Opinião Álvaro Menezes (Saneamento-Brasil): Novamente a indefinição

01.06.2017

Observando o PPI – Programa de Parcerias e Investimentos como uma estratégia de desenvolvimento que contou com a aceitação e o interesse do mercado, tanto pelos operadores públicos quanto privados em geral, houve um entendimento de que considerar o saneamento como prioritário para investimentos, aproximando-o do conceito de infraestrutura foi uma boa iniciativa do Governo Temer.

 

Ter o BNDES como mais um agente financeiro buscando simplificar e agilizar o acesso a financiamentos também trouxe uma boa expectativa.

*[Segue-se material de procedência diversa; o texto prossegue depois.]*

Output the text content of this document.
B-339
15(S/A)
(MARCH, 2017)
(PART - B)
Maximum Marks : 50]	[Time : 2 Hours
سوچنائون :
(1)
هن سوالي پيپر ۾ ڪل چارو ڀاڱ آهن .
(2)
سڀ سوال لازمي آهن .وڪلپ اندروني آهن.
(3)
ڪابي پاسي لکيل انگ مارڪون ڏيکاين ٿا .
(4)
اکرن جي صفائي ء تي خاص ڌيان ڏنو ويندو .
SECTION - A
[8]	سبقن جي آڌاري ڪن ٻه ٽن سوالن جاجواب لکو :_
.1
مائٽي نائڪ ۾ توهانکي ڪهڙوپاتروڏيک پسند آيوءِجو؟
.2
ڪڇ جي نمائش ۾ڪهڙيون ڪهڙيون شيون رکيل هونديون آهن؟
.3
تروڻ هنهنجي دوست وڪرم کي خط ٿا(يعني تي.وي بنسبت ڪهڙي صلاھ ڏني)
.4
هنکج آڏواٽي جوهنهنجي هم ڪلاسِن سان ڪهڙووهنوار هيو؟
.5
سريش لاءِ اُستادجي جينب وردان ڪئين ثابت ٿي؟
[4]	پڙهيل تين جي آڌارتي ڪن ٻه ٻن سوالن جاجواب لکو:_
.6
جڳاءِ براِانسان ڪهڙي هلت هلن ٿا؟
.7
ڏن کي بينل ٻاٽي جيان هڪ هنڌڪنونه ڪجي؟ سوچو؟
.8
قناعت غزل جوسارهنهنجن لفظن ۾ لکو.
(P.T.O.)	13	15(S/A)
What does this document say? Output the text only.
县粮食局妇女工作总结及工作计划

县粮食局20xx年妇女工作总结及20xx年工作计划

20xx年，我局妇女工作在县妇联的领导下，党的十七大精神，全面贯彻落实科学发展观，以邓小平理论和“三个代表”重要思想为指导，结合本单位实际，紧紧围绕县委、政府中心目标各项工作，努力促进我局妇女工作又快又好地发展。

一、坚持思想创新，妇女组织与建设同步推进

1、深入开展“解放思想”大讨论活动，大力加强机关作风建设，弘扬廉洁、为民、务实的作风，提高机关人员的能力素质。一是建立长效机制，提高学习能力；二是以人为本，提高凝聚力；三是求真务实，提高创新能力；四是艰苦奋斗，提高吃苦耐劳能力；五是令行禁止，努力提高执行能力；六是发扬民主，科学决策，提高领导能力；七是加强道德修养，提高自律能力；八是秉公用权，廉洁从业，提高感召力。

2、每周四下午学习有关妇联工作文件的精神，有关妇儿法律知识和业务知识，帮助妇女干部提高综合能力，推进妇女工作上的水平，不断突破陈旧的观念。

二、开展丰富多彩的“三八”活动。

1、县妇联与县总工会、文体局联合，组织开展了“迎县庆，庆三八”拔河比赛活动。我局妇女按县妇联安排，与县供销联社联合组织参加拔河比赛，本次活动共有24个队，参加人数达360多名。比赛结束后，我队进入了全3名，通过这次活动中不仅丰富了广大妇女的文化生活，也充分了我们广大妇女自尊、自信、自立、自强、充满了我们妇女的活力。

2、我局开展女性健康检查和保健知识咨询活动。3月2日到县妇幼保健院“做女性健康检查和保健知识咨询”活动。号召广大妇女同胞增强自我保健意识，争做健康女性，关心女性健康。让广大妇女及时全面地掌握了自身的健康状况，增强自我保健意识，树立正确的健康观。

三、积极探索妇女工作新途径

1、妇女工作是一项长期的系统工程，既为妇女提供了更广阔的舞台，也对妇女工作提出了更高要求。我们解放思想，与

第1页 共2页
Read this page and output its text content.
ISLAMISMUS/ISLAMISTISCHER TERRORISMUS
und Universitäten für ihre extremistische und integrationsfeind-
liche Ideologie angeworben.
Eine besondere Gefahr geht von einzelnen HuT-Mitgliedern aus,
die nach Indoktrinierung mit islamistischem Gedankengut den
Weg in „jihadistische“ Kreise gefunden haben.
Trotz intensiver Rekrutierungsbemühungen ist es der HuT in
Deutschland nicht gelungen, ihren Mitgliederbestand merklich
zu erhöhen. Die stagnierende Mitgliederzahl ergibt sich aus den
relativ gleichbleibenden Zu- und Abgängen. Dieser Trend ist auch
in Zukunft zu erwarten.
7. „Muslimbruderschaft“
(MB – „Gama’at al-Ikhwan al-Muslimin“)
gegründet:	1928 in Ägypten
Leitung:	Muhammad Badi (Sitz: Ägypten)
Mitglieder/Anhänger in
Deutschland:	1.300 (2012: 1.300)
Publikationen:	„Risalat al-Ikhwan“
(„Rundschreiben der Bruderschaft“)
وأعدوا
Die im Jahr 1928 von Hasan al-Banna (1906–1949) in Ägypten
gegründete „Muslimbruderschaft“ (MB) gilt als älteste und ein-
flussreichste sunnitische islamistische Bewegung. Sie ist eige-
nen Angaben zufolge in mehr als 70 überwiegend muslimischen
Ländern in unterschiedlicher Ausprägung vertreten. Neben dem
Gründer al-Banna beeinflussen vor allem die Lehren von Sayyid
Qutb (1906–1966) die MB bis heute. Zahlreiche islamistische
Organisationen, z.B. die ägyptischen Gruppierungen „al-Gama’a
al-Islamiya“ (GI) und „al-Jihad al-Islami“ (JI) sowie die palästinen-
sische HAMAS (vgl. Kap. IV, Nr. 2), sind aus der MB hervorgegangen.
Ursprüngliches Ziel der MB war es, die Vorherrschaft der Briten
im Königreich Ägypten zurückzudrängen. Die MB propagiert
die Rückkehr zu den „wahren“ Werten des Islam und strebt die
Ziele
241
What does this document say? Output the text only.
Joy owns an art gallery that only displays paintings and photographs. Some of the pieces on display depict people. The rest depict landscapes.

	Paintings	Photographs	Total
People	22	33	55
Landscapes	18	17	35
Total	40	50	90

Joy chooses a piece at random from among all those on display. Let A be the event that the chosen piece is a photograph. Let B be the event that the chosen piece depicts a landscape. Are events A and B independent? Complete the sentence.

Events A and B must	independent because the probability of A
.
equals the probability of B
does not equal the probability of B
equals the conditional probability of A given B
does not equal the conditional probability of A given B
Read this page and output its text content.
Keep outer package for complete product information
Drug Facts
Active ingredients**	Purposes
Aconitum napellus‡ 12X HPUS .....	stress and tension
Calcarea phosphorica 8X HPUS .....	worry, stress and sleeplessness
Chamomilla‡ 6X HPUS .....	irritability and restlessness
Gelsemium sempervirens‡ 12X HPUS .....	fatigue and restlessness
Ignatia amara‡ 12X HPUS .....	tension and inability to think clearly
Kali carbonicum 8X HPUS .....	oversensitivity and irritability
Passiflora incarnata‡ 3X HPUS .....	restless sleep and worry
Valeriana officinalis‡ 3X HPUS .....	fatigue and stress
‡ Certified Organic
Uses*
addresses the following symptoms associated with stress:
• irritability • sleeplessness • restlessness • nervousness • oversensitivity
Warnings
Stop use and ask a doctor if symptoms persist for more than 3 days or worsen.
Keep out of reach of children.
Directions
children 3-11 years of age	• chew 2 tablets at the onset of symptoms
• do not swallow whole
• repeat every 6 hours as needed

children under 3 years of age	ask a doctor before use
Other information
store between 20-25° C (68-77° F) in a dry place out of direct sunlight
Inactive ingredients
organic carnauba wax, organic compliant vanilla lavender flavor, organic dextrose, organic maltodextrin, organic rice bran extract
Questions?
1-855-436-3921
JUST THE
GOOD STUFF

Foi criado então, um cenário positivo para o setor pelo Governo Temer, com esta visão posta no PPI.

 

Entretanto, não se pode esquecer que o no caso do saneamento, o PPI trouxe explícita a mensagem de que só haverá recursos para operadores privados ou para os operadores públicos que aceitarem abrir mão de seus espaços no todo ou parcialmente, dividindo-o com empresas privadas.

 

Assim, o ambiente político do momento, neste caso, pode influenciar e provocar mudanças, porque não se desconhece as opiniões de alguns presidentes de companhias estaduais de saneamento que aceitam que os estudos de desestatização sejam feitos, porém dizem que não aceitarão privatizações o que está na contramão do que impõe o BNDES e o Ministro Moreira Franco.

 

É algo como entrar no jogo e só reconhecer o resultado se for a seu favor, colocando em dúvida antecipadamente os resultados dos estudos.

 

Dir-se-ia então, que os riscos hoje visíveis na instabilidade política e institucional com a mudança de comando do BNDES poderão prejudicar o PPI no saneamento se houver algum retrocesso no que já se iniciou, coisa que só poderá ser melhor avaliada após a posse do novo presidente.

 

Um fator que indica a maior probabilidade de continuação está na rapidez com que foi indicado o substituto e no nome do escolhido para substituir a ex-presidente Maria Sílvia.

 

O PPI está bem definido como um programa que visa viabilizar concessões  e outras formas de desestatização e no caso do saneamento, pode-se dizer que enfrentará os mesmos problemas hoje já vivenciados nos processos de parcerias público privadas (PPP) e concessões que já há algum tempo compõem o cenário nacional.

 

Portanto, não haverá novidades neste ambiente onde estão presentes fatores como: instabilidade política, insegurança jurídica, garantia de sustentabilidade financeira para os projetos e capacidade operacional do privado para gerenciar serviços de saneamento.

 

A depender da região geográfica ou até mesmo do município, os fatores poderão estar ativos no todo ou parcialmente, acrescidos como sempre pela reação dos empregados das empresas, dos sindicatos de urbanitários e de políticos em situação momentânea de oposição.

 

Assim, caso ultrapassem as turbulências políticas e morais do momento, bem como o ano eleitoral que se avizinha, em termos práticos pode se dizer que para os Estados mais pobres os estudos contratados no PPI poderão ser, na maior parte dos casos, muito importantes, pois sem eles jamais se poderia contratar empresas como as que serão contratadas pelo BNDES, podendo ter em mãos um projeto de qualidade capaz de possibilitar tomadas de decisão de fato embasadas em estudos bem elaborados.

 

Álvaro José Menezes da Costa é engenheiro civil graduado pela UFAL (Universidade Federal do Estado de Alagoas) com especialização em Aproveitamento de Recursos Hídricos (UFAL) e Avaliação e Perícias de Engenharia (UNIP - Universidade Paulista). É segundo secretário nacional da ABES-Associação Brasileira de Engenharia Sanitária e Ambiental desde 2016 e sócio executivo da GO Associados Consultoria Multidisciplinar, responsável pelo escritório Norte/Nordeste. É consultor independente na Álvaro Menezes Engenharia & Consultoria. Foi engenheiro e gestor público no setor de saneamento durante 30 anos na CASAL-Cia. de Saneamento de Alagoas e na COMPESA-Cia. Pernambucana de Saneamento. É autor de livros, capítulos de livros na área do saneamento ambiental e colunista na imprensa brasileira.